En effet, il m’a fallu pas moins de six mois pour obtenir les résultats du laboratoire chargé de l’analyse des sols quand bien même j’avais payé la taxe de 300 000 F CFA exigée pour l’obtention du document. J’ai dû relancer à plusieurs reprises le laboratoire à travers des coups de téléphone qui au final renchérissaient le coût de la prestation. Las d’attendre et d’y envoyer mon technicien, je me suis résolu à y aller en personne. Miraculeusement, moins d’une semaine après cette visite, j’obtins les fameux résultats ! Le contrôleur me fit comprendre que non seulement mes propos n’étaient pas exacts, mais aussi que je ne pouvais tirer prétexte de la situation pour ne pas me conformer à la loi.

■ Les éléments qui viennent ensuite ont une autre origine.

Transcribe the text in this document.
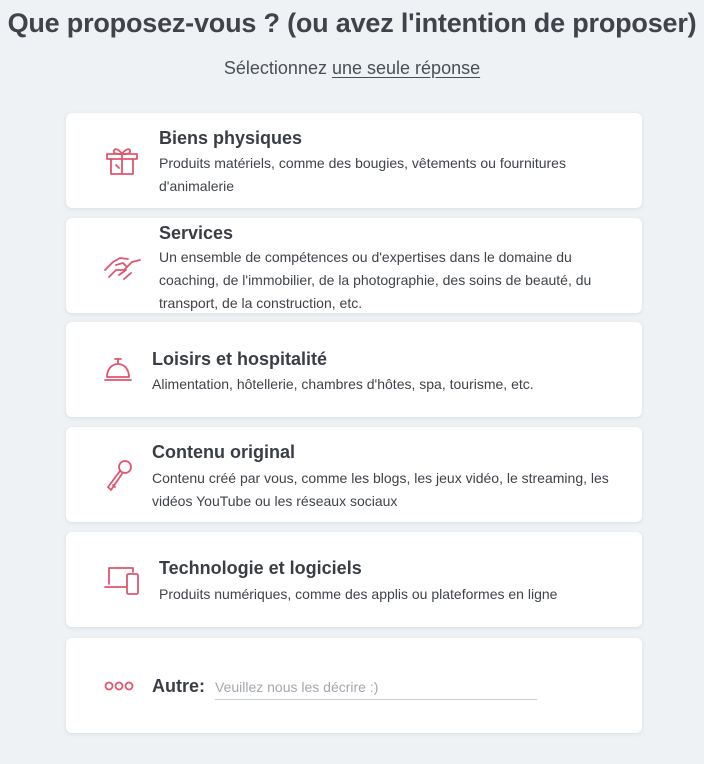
Que proposez-vous ? (ou avez l'intention de proposer)
Sélectionnez une seule réponse
Biens physiques
Produits matériels, comme des bougies, vêtements ou fournitures d'animalerie
Services
Un ensemble de compétences ou d'expertises dans le domaine du coaching, de l'immobilier, de la photographie, des soins de beauté, du transport, de la construction, etc.
Loisirs et hospitalité
Alimentation, hôtellerie, chambres d'hôtes, spa, tourisme, etc.
Contenu original
Contenu créé par vous, comme les blogs, les jeux vidéo, le streaming, les vidéos YouTube ou les réseaux sociaux
Technologie et logiciels
Produits numériques, comme des applis ou plateformes en ligne
Autre:
Veuillez nous les décrire :)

Il se permit même de m’administrer une leçon de droit en me signifiant qu’en pareille circonstance, la loi m’autorisait à formuler un recours administratif. Je l’informai qu’en ma qualité de juriste et enseignant de droit public, je connaissais très bien le fameux adage « dura lex, sed lex » et qu’en plus je n’ignorais pas l’existence des recours administratifs ! Finalement, nous nous sommes compris quand après examen de mon fond de dossier il releva qu’il ne me restait qu’une pièce essentielle pour le boucler, la notice de sécurité.

En vue de l’obtention de ce dernier document, je me devais de fournir le plan de bornage de ma parcelle. Dès le 4 janvier 2012 à 8 h 00, j’étais dans les locaux de la Direction Générale de l’Urbanisme et des Travaux Fonciers (DGUTF) où je payai 29 000 F pour le coût du document et 5000 F pour les frais de transport (je note en passant que les 5000 F n’ont pas paru sur la quittance qui m’a été remise) sur la parcelle. Cela fera bientôt quatre mois que je ne suis toujours pas en possession du document et que par ailleurs vos services ne sont jamais venus sur mon terrain.

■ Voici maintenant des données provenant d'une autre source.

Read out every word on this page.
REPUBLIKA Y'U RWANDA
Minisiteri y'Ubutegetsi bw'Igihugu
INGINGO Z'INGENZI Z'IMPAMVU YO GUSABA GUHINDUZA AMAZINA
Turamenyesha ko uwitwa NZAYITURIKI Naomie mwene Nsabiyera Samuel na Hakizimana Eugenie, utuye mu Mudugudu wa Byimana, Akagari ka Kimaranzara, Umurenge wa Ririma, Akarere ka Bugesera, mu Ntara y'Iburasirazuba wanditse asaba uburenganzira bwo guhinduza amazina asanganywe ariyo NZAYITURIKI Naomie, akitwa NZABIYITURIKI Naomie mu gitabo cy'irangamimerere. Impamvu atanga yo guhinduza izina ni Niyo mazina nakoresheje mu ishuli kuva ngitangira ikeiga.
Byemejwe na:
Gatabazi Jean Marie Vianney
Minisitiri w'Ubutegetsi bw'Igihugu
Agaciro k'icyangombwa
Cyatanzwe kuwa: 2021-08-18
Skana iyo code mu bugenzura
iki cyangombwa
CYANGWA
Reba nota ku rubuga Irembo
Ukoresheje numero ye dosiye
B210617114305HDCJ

Plusieurs fois, vous avez été interpellé ces derniers temps dans la presse sur les dysfonctionnements de vos services. Aussi, je ne voudrais pas en rajouter. Mais l’enseignant de la déontologie de la fonction publique que je suis, voudrais, à la suite des contributions de belle facture déjà publiées, vous inviter à rappeler à vos agents le contenu de l’alinéa 1 de l’article 21 de la loi 13/ 98/AN du 28 avril 1998 portant régime juridique applicable aux emplois et aux agents de la fonction publique qui dispose que : « Les agents de la Fonction publique sont au service des usagers. Ils doivent traiter les dossiers avec diligence et faire preuve de courtoisie dans leurs relations avec les usagers ». La notion de diligence employée dans cet article signifie que les dossiers doivent être traités dans un délai raisonnable qui est de deux mois selon le droit commun en matière administrative.

En votre qualité de premier responsable du ministère de l’Habitat et de l’Urbanisme, vous avez le devoir premièrement de faire respecter la loi par vos agents avant de l’exiger des clients de l’administration. Vos bonnes actions de communication n’atteindront pas les objectifs poursuivis, si vos services techniques n’intègrent pas les enjeux de la modernisation de l’Etat. De nos jours, un Etat moderne légitime est celui-là qui se met véritablement au service de l’intérêt général en veillant à définir une réglementation adaptée à son contexte (la plupart des articles déjà publiés sur ce sujet recèlent pas mal de propositions intéressantes), mais aussi et surtout à lui-même respecter la loi. A cet effet, je vous suggérerai d’élaborer urgemment un manuel de procédure d’établissement des actes de construction où vous indiquerez pour chaque type d’acte les délais de délivrance et les voies de recours possibles ouverts aux citoyens en cas de défaillance de la part de vos services. Ce document devra être largement publié et affiché devant les différents services techniques chargés de la délivrance des actes.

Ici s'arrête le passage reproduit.